Define a function, RunningAverage, that calculates the running average of an N-element subset of an array:

  function avg=RunningAverage(N) 

% Array whose elements are to be averaged
  NumArray=[1 6 8 2 5 3]; 

% Initialize average:
% These will also be the first two elements of the function output
  avg=[0 0];

% Place a bound on the argument
  coder.varsize('avg',[1 8]);

% Loop to calculate running average
  for i=1:N
    s=0;
    s=s+sum(NumArray(1:i));
    avg=[avg s/i]; 
  % Increase the size of avg as required by concatenation
  end

The output, avg, is an array that you can expand as required to accommodate the running averages. As a new running average is calculated, it is added to the array avg through concatenation, thereby expanding the array.
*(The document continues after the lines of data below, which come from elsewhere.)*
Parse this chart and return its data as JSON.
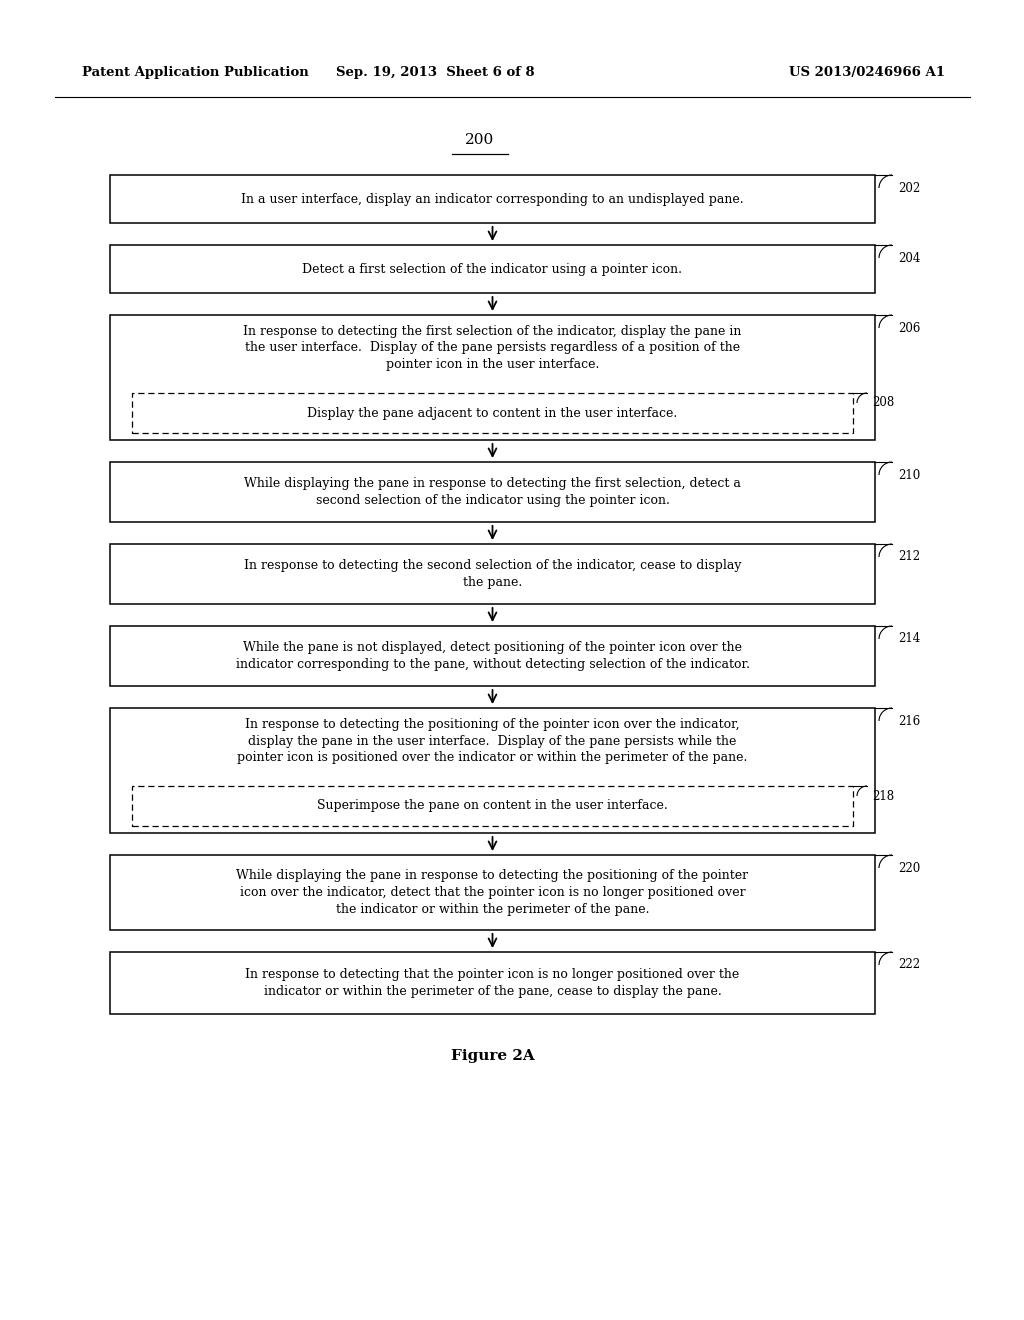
{
  "header_left": "Patent Application Publication",
  "header_mid": "Sep. 19, 2013  Sheet 6 of 8",
  "header_right": "US 2013/0246966 A1",
  "diagram_label": "200",
  "figure_label": "Figure 2A",
  "background_color": "#ffffff",
  "boxes": [
    {
      "id": 202,
      "text": "In a user interface, display an indicator corresponding to an undisplayed pane.",
      "has_sub": false
    },
    {
      "id": 204,
      "text": "Detect a first selection of the indicator using a pointer icon.",
      "has_sub": false
    },
    {
      "id": 206,
      "text": "In response to detecting the first selection of the indicator, display the pane in\nthe user interface.  Display of the pane persists regardless of a position of the\npointer icon in the user interface.",
      "has_sub": true,
      "sub_text": "Display the pane adjacent to content in the user interface.",
      "sub_id": 208
    },
    {
      "id": 210,
      "text": "While displaying the pane in response to detecting the first selection, detect a\nsecond selection of the indicator using the pointer icon.",
      "has_sub": false
    },
    {
      "id": 212,
      "text": "In response to detecting the second selection of the indicator, cease to display\nthe pane.",
      "has_sub": false
    },
    {
      "id": 214,
      "text": "While the pane is not displayed, detect positioning of the pointer icon over the\nindicator corresponding to the pane, without detecting selection of the indicator.",
      "has_sub": false
    },
    {
      "id": 216,
      "text": "In response to detecting the positioning of the pointer icon over the indicator,\ndisplay the pane in the user interface.  Display of the pane persists while the\npointer icon is positioned over the indicator or within the perimeter of the pane.",
      "has_sub": true,
      "sub_text": "Superimpose the pane on content in the user interface.",
      "sub_id": 218
    },
    {
      "id": 220,
      "text": "While displaying the pane in response to detecting the positioning of the pointer\nicon over the indicator, detect that the pointer icon is no longer positioned over\nthe indicator or within the perimeter of the pane.",
      "has_sub": false
    },
    {
      "id": 222,
      "text": "In response to detecting that the pointer icon is no longer positioned over the\nindicator or within the perimeter of the pane, cease to display the pane.",
      "has_sub": false
    }
  ]
}
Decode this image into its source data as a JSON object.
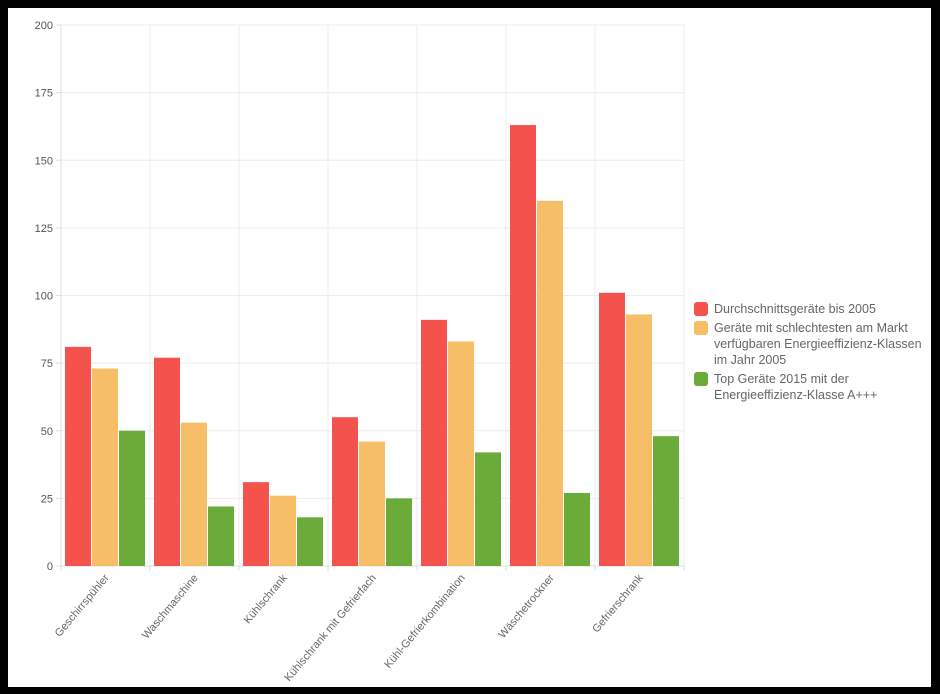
{
  "chart_data": {
    "type": "bar",
    "categories": [
      "Geschirrspühler",
      "Waschmaschine",
      "Kühlschrank",
      "Kühlschrank mit Gefrierfach",
      "Kühl-Gefrierkombination",
      "Wäschetrockner",
      "Gefrierschrank"
    ],
    "series": [
      {
        "name": "Durchschnittsgeräte bis 2005",
        "color": "#f4524d",
        "values": [
          81,
          77,
          31,
          55,
          91,
          163,
          101
        ]
      },
      {
        "name": "Geräte mit schlechtesten am Markt verfügbaren Energieeffizienz-Klassen im Jahr 2005",
        "color": "#f7be68",
        "values": [
          73,
          53,
          26,
          46,
          83,
          135,
          93
        ]
      },
      {
        "name": "Top Geräte 2015 mit der Energieeffizienz-Klasse A+++",
        "color": "#6aab3a",
        "values": [
          50,
          22,
          18,
          25,
          42,
          27,
          48
        ]
      }
    ],
    "ylim": [
      0,
      200
    ],
    "yticks": [
      "0",
      "25",
      "50",
      "75",
      "100",
      "125",
      "150",
      "175",
      "200"
    ],
    "grid": true,
    "legend_position": "right"
  }
}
Because the maximum number of running averages is equal to the number of elements in NumArray, you can supply an explicit upper bound for avg in the coder.varsize statement. In this example, the upper bound is 8 (the two initial elements plus the six elements of NumArray).

Generate code for RunningAverage with input argument of type double:

codegen -config:lib -report RunningAverage -args 2

In the generated code, avg is assigned an array of size 8 (static memory allocation). The function definition for RunningAverage appears as follows (using built-in C types):

void RunningAverage (double N, double avg_data[8], int avg_size[2])

By contrast, if you remove the explicit upper bound, the generated code dynamically allocates avg.

Replace the statement

coder.varsize('avg',[1 8]);

with:

coder.varsize('avg');

Generate code for RunningAverage with input argument of type double:

codegen -config:lib -report RunningAverage -args 2

In the generated code, avg is assigned a pointer to an array, thereby allowing dynamic memory allocation. The function definition for RunningAverage appears as follows (using built-in C types):

void Test(double N, emxArray_real_T *avg)

assert(N < 6);

Define a function, ReshapeMatrix, which takes an input variable, N, and reshapes a matrix, mat, to have N rows:

  function [out1,out2] = ReshapeMatrix(N)

  mat = [1 2 3 4 5; 4 5 6 7 8] 
% Since mat has 10 elements, N must be a factor of 10 
% to pass as argument to reshape

  out1 = reshape(mat,N,[]);   
% N is not restricted

  assert(N < numel(mat));
% N is restricted to number of elements in mat
  out2 = reshape(mat,N,[]);

Generate code for ReshapeArray using the codegen command (the input argument does not have to be a factor of 10):

codegen -config:lib -report ReshapeArray -args 3

While out1 is dynamically allocated, out2 is assigned an array with size 100 (=10 X 10) in the generated code.